With the increase in modern medical technologies, more people are taking advantage of surrogacy arrangements and IVF procedures to become parents. The report states that “the use of reproductive technologies and surrogacy to create families has also increased the number of potential parents that a child may have, including a mix of genetic, gestational, social and intending parents.”
The Council has recommended that the definition of “Parent” be amended to include term “parent and other significant adults”. They have also recommended that the law should provide scope for the recognition of more than two people to have parental responsibility for a child where that reflects the social reality of that family and that parenting orders be granted to more than two persons where that supports the child’s best interest.

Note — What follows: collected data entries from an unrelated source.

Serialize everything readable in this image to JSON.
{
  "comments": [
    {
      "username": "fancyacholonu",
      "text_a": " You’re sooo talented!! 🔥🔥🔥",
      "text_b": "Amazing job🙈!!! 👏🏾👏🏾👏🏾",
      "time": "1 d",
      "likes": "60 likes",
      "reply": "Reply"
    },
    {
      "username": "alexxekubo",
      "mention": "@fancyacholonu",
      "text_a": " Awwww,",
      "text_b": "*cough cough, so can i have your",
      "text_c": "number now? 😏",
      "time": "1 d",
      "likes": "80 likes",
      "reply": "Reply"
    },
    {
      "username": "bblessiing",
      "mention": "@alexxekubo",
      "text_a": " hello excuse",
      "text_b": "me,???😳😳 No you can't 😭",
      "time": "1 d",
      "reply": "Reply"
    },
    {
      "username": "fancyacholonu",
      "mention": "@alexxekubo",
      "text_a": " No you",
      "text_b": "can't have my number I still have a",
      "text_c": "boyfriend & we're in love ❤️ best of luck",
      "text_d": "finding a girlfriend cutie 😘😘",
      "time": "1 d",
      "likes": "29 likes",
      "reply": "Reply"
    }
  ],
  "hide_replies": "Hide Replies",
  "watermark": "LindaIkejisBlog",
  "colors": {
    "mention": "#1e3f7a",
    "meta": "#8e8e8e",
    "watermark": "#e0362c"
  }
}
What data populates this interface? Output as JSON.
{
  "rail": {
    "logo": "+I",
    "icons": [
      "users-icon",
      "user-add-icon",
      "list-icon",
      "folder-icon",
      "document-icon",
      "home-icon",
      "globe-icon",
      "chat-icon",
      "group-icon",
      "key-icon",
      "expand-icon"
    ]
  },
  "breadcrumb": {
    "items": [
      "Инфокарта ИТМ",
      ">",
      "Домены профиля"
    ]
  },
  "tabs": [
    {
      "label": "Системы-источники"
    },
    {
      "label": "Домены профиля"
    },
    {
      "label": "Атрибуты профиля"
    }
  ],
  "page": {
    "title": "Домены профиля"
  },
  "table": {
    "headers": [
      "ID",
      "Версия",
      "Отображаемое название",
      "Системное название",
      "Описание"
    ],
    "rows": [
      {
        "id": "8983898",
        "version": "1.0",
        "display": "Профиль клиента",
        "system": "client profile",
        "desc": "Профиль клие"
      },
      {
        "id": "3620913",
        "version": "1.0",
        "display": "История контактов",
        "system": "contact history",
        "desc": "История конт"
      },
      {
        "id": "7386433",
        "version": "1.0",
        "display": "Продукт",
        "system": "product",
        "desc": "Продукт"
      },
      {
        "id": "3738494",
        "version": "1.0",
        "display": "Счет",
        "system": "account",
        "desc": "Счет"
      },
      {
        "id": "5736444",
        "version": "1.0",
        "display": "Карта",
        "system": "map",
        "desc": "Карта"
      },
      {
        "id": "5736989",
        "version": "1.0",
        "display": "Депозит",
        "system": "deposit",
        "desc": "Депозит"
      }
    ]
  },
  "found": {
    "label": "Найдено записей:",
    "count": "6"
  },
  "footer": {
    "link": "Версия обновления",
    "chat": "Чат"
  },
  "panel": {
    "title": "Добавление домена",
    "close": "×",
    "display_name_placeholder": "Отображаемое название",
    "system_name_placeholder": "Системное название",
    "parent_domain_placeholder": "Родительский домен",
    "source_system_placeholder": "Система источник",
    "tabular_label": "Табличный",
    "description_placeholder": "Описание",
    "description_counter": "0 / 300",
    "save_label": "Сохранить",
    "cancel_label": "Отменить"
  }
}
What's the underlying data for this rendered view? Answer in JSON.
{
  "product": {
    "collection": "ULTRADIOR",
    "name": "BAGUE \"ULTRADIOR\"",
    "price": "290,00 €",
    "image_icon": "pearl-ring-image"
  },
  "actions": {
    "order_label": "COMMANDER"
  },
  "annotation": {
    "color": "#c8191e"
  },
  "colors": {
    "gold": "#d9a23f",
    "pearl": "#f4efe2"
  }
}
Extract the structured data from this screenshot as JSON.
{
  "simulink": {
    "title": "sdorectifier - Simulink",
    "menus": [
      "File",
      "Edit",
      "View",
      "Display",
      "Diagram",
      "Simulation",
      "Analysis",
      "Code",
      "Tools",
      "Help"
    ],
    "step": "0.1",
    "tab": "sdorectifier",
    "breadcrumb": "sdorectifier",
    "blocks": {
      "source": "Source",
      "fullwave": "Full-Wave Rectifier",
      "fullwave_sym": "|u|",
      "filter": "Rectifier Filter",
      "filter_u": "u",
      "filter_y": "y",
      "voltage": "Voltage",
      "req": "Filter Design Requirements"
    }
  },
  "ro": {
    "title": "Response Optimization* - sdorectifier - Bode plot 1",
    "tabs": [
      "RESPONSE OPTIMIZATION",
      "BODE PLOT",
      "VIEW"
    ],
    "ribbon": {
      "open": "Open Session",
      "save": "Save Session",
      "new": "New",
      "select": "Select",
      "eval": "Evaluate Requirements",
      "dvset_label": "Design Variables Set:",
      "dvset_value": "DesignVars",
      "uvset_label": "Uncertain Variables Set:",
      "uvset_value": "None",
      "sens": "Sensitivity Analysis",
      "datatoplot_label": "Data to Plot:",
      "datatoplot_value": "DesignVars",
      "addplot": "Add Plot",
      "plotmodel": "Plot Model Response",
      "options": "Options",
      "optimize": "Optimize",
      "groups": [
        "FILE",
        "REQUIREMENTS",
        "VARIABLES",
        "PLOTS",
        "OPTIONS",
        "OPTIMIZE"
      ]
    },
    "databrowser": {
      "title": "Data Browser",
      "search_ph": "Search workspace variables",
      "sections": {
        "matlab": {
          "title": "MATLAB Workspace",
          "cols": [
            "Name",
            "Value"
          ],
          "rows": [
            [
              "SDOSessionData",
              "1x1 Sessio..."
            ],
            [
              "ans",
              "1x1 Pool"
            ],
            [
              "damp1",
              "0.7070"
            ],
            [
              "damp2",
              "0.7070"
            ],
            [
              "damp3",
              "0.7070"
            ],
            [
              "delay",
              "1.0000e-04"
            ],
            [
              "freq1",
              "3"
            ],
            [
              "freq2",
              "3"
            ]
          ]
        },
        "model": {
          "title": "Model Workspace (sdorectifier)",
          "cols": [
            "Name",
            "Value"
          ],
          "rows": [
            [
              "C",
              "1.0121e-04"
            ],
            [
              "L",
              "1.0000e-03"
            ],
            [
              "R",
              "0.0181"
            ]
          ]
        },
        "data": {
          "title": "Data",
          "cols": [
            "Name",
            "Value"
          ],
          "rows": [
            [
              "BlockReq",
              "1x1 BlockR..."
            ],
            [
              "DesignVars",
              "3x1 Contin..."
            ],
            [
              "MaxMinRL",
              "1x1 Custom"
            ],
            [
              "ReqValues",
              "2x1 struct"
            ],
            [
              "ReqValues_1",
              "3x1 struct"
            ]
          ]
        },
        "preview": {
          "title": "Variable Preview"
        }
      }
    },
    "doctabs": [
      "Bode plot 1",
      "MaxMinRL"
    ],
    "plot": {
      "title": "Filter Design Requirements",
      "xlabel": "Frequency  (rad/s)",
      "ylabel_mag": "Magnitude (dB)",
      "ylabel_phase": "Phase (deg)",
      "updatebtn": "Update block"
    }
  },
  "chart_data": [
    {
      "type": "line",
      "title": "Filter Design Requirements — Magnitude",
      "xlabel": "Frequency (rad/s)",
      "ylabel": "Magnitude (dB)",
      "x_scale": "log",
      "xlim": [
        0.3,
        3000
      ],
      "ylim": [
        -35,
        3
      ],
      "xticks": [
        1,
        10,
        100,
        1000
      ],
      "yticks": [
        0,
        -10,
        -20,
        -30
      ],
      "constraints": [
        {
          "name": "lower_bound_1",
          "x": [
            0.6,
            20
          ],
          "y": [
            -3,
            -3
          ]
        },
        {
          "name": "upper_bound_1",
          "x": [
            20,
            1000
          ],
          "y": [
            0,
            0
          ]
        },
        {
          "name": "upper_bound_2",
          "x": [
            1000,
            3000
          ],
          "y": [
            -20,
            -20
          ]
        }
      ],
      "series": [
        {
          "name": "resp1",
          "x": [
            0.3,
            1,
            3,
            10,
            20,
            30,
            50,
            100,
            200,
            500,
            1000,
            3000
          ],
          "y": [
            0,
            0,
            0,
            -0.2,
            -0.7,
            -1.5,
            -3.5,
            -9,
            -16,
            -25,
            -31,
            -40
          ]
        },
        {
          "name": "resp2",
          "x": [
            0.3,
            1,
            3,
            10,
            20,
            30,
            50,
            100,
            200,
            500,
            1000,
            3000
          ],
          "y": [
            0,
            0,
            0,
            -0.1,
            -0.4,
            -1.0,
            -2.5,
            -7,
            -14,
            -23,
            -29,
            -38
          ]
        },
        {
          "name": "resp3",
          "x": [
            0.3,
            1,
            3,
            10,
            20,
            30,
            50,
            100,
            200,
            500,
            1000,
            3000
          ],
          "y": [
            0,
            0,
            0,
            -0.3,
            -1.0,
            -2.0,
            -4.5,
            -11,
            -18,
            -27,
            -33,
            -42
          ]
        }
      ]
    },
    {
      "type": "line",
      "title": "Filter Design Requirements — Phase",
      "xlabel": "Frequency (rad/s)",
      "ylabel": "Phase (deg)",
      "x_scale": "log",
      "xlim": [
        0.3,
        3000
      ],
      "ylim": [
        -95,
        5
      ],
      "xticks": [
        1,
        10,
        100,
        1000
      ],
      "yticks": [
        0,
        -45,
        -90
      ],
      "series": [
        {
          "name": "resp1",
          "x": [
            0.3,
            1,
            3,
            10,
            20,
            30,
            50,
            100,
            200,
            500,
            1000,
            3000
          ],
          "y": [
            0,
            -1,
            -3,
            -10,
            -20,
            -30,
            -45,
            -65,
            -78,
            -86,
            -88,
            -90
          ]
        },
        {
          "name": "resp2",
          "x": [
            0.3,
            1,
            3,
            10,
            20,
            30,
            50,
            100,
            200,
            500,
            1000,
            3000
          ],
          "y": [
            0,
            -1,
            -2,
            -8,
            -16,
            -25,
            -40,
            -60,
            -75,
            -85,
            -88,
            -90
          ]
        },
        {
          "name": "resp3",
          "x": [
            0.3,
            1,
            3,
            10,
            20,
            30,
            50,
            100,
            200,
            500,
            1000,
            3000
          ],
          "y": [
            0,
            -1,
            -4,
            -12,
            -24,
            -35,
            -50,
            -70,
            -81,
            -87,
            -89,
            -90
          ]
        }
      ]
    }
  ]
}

As the law presently stands, surrogate mothers are considered the legal parent of the child, rather than the person who provided the egg to the surrogate. This issue has become the focus of much media attention recently due to the case of “Gammy” the young boy who was born with Down syndrome to a Thai surrogate. The report calls for commonwealth legislation to clarify that sperm donors, egg donors, or surrogate mothers are not legal “parents” by changing the Family Law Act to clarify that donors of genetic material are not legal parents. Australian parents who use their own embryos, sperm or eggs in surrogacy however, should be recognised as the legal parents of surrogate children.
“Council is conscious that the amount of children conceived as a result of overseas commercial surrogacy arrangements has increased dramatically in the past several years despite the existence of Australian laws prohibiting such arrangements…As a consequence it would seem that a large number of young children are growing up in Australia without any secure legal relationship to the parents who are raising them.
The council recommends the Family Court should be given new powers to transfer legal parentage from the surrogate parents. A judge would need to be satisfied that the surrogate mother had given her full and prior informed consent as some surrogate mothers overseas have used a thumbprint to sign a contract. It recommends the government introduce a status of children act to help the Family Court determine the parentage of children born through IVF and surrogacy.
The council also supports a wider definition of “parent” in indigenous communities to embrace aunts, uncles or grandparents raising the children. It calls for legalisation of the customary adoption practice of Torres Strait Islanders known as kupai omasker.